The social distancing and stay-at-home orders have forced Kanaloa Seafood Market and Kitchen to find new ways to get their products to customers.
Fresh seafood items like Alaskan halibut and local white sea bass are still available, but the market is starting to offer frozen and vacuum packed portions so customers can stock up their freezers.
Mrs. Disraeli added that Kanaloa Seafood Market and Kitchen is on the Grubhub and Restaurant Connection delivery services.
“You can actually, on Grubhub, buy raw fish from the market as well. We’re just trying to think of how to help people so that they don’t have to get out and shop,” Mrs. Disraeli said.

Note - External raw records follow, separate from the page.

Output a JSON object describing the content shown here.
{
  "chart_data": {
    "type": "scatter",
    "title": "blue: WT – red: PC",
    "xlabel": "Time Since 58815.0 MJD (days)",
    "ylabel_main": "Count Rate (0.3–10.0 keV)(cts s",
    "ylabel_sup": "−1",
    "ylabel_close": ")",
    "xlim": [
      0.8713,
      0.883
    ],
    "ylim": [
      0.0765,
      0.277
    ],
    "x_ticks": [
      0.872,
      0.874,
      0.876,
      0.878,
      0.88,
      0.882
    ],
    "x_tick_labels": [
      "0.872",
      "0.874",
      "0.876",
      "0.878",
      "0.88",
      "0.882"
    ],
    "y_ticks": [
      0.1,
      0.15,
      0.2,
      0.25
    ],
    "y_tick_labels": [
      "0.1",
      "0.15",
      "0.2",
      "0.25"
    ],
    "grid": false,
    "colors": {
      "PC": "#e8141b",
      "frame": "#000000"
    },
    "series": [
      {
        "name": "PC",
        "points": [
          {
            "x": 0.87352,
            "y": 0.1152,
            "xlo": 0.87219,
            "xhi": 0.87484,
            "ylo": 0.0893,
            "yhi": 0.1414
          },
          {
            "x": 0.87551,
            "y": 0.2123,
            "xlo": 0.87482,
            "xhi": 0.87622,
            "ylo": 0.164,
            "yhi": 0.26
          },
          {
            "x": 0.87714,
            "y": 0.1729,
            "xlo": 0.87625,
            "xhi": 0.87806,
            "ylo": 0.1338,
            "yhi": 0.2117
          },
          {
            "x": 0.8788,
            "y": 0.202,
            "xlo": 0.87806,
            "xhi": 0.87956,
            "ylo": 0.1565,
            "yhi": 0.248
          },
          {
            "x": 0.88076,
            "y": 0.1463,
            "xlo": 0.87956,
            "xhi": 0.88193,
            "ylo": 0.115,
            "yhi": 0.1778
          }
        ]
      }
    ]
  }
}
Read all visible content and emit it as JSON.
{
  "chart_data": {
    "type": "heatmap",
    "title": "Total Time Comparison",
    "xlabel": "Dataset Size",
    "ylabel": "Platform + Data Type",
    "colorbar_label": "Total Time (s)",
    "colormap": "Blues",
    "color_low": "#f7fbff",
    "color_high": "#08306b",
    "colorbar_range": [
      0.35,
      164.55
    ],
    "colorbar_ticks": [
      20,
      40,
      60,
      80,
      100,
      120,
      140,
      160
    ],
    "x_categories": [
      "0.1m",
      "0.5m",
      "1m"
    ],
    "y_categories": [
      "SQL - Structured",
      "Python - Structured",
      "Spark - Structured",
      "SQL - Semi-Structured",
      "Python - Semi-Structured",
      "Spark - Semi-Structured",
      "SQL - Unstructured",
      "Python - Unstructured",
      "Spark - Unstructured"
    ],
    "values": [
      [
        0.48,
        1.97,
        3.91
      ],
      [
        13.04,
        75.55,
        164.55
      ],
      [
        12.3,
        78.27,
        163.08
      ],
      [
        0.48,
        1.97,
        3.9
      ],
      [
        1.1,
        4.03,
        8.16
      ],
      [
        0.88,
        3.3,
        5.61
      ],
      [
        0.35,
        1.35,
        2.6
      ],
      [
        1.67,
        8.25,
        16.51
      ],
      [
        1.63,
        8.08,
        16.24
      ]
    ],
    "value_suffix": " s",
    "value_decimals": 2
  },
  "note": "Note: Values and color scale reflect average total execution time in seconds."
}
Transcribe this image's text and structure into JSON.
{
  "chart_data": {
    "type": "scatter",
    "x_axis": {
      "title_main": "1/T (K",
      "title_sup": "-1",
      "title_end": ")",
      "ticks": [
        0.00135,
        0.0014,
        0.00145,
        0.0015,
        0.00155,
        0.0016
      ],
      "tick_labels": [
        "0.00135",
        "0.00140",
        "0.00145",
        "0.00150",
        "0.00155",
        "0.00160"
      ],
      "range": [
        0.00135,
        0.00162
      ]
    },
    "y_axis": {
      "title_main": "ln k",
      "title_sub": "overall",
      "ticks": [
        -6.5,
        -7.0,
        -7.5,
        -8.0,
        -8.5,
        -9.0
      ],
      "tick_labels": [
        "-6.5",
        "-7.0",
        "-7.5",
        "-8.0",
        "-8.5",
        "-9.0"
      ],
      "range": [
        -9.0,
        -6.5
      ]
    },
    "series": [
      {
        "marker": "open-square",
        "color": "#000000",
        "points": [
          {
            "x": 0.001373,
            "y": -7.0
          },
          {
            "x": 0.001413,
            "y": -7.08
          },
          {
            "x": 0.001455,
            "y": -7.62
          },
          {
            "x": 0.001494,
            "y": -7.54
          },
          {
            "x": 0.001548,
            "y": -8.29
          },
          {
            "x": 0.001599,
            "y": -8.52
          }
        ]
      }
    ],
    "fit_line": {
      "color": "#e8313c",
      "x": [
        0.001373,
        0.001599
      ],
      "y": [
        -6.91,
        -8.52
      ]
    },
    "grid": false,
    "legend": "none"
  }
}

The market remains open for takeout during normal business hours with a social distancing policy. Customers can also call in their orders and a staff member will walk the order out to their car.
Kanaloa Seafood Market and Kitchen also ships nationally. Mrs. Disraeli said customers have been shipping care packages to homebound friends and family in other parts of the country.
“We really are concerned about our community, making it through this and making it through together, and so we are just trying to do our part to show support for everybody. So we’re just open to any ideas people have of what we can do to be of support and help them through the crisis,” Mrs. Disraeli said.